In recent years, the value of peripheral structures, especially the ALL, has been more of a focus of ACLR [34]. Louis et al. reported a very low failure rate of 1.2% in revision ACLR with additional ALL stabilization (7). However, 13.5% of the patients showed a persistent instability of greater than 5 mm from instrumental measurements [25]. In this study, a side-to-side difference greater than 5 mm was defined as failed revision ACLR. Nevertheless, in line with Louis et al., this study showed a reduced risk of recurrent revision of ACLR when extra-articular lateral tenodesis was performed.

High-grade anterior knee laxity has been demonstrated to lead to an increased risk of revision in ACLR [26]. Heijne et al. demonstrated the correlation between increased preoperative knee laxity and lower KOOS quality of life scores 1 year postoperatively [15]. When high-grade anterior knee laxity occurred preoperatively, the patients in the present study had a 5 times greater risk of failure of revision ACLR. The authors have suggested that additional augmentation procedures control high-grade anterior knee laxity and improve outcomes [33]. The findings of this study correlate with these results, as patients in this study population had a reduced risk of failure of revision ACLR when extra-articular lateral tenodesis was performed during revision ACLR, proving that high-grade anterior instability, especially in revision ACLR, is an indication for lateral extra-articular tenodesis.

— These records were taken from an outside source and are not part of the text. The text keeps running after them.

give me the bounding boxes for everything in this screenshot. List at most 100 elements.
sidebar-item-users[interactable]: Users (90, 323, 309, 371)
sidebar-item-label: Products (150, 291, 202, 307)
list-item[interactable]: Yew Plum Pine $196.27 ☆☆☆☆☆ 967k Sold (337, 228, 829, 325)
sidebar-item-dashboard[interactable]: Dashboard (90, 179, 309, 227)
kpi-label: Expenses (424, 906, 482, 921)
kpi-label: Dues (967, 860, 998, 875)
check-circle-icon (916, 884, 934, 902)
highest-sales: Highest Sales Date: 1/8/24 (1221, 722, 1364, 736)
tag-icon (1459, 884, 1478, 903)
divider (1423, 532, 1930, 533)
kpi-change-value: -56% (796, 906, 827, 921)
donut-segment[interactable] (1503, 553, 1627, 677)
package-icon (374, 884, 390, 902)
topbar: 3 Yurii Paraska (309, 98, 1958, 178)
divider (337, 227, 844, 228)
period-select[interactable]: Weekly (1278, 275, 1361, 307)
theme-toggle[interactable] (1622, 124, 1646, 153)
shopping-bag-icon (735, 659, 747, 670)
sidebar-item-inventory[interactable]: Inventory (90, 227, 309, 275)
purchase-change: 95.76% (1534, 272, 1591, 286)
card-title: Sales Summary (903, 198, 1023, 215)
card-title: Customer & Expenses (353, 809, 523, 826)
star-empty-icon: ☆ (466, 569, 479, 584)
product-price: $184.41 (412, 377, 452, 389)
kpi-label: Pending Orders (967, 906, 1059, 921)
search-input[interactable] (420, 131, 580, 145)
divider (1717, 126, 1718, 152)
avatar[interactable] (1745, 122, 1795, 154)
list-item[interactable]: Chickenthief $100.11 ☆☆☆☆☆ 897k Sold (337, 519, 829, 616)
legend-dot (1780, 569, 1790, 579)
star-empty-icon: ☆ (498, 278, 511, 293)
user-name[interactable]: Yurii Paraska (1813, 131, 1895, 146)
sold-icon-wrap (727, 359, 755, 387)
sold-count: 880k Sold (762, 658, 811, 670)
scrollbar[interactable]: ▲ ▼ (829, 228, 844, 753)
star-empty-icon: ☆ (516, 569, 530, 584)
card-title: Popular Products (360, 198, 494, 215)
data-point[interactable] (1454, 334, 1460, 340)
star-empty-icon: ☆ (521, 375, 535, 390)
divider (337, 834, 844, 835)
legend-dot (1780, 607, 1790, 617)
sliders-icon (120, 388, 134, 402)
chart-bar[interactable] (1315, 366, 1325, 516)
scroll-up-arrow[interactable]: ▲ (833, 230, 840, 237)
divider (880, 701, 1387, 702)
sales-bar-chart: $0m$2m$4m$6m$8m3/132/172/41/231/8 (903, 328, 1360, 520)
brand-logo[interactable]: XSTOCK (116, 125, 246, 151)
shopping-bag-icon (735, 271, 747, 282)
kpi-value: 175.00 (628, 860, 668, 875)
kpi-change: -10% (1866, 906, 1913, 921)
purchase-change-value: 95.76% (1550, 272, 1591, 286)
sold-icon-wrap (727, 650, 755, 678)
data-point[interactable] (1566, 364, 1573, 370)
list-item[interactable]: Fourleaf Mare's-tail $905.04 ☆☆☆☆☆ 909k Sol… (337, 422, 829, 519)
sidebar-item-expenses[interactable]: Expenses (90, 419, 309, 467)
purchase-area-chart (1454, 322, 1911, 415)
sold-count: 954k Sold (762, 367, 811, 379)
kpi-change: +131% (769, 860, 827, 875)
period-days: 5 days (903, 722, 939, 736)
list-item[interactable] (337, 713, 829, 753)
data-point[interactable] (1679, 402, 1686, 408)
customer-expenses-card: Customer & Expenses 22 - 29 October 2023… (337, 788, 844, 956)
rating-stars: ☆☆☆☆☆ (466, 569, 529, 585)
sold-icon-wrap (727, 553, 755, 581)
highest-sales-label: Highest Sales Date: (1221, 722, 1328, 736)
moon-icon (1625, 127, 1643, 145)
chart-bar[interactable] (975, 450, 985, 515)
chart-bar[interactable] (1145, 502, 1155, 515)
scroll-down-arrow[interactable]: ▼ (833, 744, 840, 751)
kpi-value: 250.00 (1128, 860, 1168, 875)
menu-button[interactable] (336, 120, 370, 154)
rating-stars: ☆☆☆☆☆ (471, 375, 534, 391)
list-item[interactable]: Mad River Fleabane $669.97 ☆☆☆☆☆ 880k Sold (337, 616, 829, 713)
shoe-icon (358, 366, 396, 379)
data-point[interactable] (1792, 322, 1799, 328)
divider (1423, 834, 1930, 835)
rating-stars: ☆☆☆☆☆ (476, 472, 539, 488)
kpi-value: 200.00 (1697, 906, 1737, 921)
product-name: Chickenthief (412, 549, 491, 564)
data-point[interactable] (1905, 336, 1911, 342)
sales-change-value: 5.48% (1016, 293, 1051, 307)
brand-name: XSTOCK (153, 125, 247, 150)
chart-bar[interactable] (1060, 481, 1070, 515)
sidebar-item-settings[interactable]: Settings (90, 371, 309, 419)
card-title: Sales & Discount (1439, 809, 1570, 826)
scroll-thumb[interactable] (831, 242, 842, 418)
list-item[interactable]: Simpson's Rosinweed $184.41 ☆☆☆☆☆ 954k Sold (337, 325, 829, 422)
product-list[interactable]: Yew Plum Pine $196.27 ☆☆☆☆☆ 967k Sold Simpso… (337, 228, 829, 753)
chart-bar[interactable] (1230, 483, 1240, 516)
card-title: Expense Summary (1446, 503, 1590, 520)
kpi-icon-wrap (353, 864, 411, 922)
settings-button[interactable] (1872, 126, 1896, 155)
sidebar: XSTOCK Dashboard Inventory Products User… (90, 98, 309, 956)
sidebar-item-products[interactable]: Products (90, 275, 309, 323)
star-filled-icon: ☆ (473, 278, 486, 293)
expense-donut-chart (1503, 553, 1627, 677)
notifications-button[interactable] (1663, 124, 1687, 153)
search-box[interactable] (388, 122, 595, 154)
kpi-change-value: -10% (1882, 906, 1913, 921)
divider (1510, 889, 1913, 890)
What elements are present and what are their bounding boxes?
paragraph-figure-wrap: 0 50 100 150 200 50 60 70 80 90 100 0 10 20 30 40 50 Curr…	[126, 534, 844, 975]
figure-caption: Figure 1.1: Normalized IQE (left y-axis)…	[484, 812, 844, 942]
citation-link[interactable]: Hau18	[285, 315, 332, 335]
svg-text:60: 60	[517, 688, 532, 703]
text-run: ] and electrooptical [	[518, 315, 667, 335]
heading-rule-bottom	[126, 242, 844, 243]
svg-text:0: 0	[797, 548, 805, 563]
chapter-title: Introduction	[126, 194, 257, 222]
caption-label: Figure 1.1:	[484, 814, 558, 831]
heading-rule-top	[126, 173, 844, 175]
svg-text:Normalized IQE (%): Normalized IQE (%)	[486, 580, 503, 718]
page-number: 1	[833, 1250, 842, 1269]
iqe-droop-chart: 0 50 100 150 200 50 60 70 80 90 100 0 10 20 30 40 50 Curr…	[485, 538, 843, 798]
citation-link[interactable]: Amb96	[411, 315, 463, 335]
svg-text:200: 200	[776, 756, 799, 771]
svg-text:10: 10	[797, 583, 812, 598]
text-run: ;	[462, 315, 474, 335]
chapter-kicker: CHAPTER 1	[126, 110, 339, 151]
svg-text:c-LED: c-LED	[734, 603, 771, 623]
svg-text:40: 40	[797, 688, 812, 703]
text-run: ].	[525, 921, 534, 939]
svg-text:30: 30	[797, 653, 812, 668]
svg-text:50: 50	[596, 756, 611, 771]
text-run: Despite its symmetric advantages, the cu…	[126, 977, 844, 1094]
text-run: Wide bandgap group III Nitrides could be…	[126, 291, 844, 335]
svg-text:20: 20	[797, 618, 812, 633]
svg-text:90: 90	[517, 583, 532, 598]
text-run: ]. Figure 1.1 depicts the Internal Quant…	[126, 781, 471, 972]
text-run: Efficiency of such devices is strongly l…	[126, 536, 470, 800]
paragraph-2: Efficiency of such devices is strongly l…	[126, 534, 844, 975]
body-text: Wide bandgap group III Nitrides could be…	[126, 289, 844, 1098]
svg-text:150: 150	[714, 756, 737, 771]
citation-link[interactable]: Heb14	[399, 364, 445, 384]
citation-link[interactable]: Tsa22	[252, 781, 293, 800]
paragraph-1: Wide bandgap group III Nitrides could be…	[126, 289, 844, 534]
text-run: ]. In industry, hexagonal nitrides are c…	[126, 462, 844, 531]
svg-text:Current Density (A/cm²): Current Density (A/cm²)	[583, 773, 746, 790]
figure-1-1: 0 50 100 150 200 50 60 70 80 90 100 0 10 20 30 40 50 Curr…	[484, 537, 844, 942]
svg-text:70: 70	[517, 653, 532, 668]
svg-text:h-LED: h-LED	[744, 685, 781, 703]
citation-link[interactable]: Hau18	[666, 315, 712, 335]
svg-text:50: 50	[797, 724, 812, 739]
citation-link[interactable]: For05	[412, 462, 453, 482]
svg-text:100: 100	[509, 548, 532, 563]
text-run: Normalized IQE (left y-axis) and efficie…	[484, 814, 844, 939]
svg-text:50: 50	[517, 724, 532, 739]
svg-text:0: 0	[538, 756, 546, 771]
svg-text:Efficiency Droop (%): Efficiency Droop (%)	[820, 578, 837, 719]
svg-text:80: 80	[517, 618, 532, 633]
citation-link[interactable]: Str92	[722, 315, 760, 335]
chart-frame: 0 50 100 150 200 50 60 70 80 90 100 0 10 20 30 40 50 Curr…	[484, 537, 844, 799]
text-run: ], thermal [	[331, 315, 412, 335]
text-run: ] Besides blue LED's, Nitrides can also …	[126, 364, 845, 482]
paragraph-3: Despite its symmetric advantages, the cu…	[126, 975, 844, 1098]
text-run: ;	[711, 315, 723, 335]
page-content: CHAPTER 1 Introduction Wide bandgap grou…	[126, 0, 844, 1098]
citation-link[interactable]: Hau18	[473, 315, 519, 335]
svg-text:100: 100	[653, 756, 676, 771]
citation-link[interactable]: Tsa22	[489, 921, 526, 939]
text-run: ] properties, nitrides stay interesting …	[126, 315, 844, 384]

An increased PTS is associated with a high risk of failure of ACLR, as it can lead to an anterior shift of the tibia [13]. Bernhardson et al. found that the ACL graft force in the loaded testing state increased linearly as the slope increased [4]. This study showed that a higher risk of revision ACLR failure was associated with an elevated preoperative PTS. This study proved, in line with other studies, that an increased PTS can be a risk factor for recurrent ACLR injuries [13, 46].

Obesity was detected to be a risk factor for failure after revision ACLR in the population in the presented study. Thus, patients had a 9 times greater risk of failure when they were obese (BMI ≥ 30 kg/m2). Previous studies also demonstrated a correlation between elevated BMI and the risk of ACL injuries through a non-contact mechanism [16, 36, 39]. According to the results presented here, obesity is associated with an increased rate of re-rupture after revision ACLR.

The accurate diagnosis of rotational instabilities can be challenging. As validated tests for the classification of rotational instabilities do not exist, these instabilities could not be clearly detected in this study. Medial and lateral knee instability is often combined with rotational instability of the knee. A high degree of anterior knee instability combined with third grade pivot-shift and positive dial-test provide evidence for rotational instability, but validated clinical tests that clearly classify an insufficiency of the anterolateral or postero-medial structures do not yet exist.

Conclusions

This study demonstrates the largest revision ACLR patient group with pre- and postoperative clinical examination data and a follow-up of 2 years published to date. Preoperative medial knee instability is an underestimated risk factor for revision ACLR failure.

Additionally, high-grade anterior knee laxity, increased PTS and elevated BMI had an elevated risk for failure after revision ACLR, while medial stabilization and lateral extra-articular tenodesis decreased the likelihood of revision graft failure.